La directive, votée hier, a certes été amendée, à la demande principalement du groupe des Verts, mais son champ d’application reste très large. Deltour a déjà déclaré que son cas ne rentrait pas dans le champ d’application de l’exception censée protéger les lanceurs d’alerte… Par ailleurs, l’eurodéputé écologiste français Pascal Durand a souligné que si les journalistes ne peuvent être condamnés pour avoir fait leur travail, il faudrait que cela soit expressément écrit dans le texte. Ce qui n’est pas le cas. Bref, l’épée de Damoclès a pris forme, ce jeudi, au PPE. Le lobbying puissant des grandes entreprises a bien fonctionné. L’opacité des affaires a de beaux jours devant elle et est désormais mieux protégée. Même des leaks comme ceux sur les offshores sont menacés. Si la directive prévoit d’exonérer les lanceurs d’alerte qui révèlent des fautes, des malversations ou des activités illégales contraires au bien public, c’est sur eux que repose la charge de la preuve. Idem pour les journalistes. Ils devront donc davantage se prémunir juridiquement avant de lancer une révélation. Qui va s’y risquer désormais ?

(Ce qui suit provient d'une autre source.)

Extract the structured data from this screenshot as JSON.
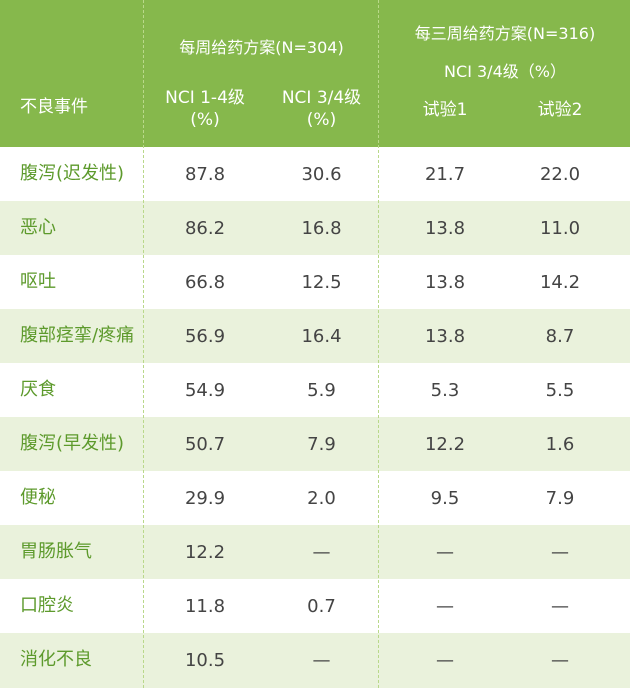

Pour les Verts, une directive spécifique sur les lanceurs d’alerte, définissant un statut juridique et une vraie protection des vigies citoyennes, paraît désormais incontournable. La Commission UE n’y pas encore répondu favorablement. De toute façon, le temps qu’un tel texte voit le jour, soit voté, puis transposé dans les législations nationales, les lanceurs d’alerte resteront vulnérables, plus que jamais. Ce n’est pas une bonne nouvelle pour la démocratie.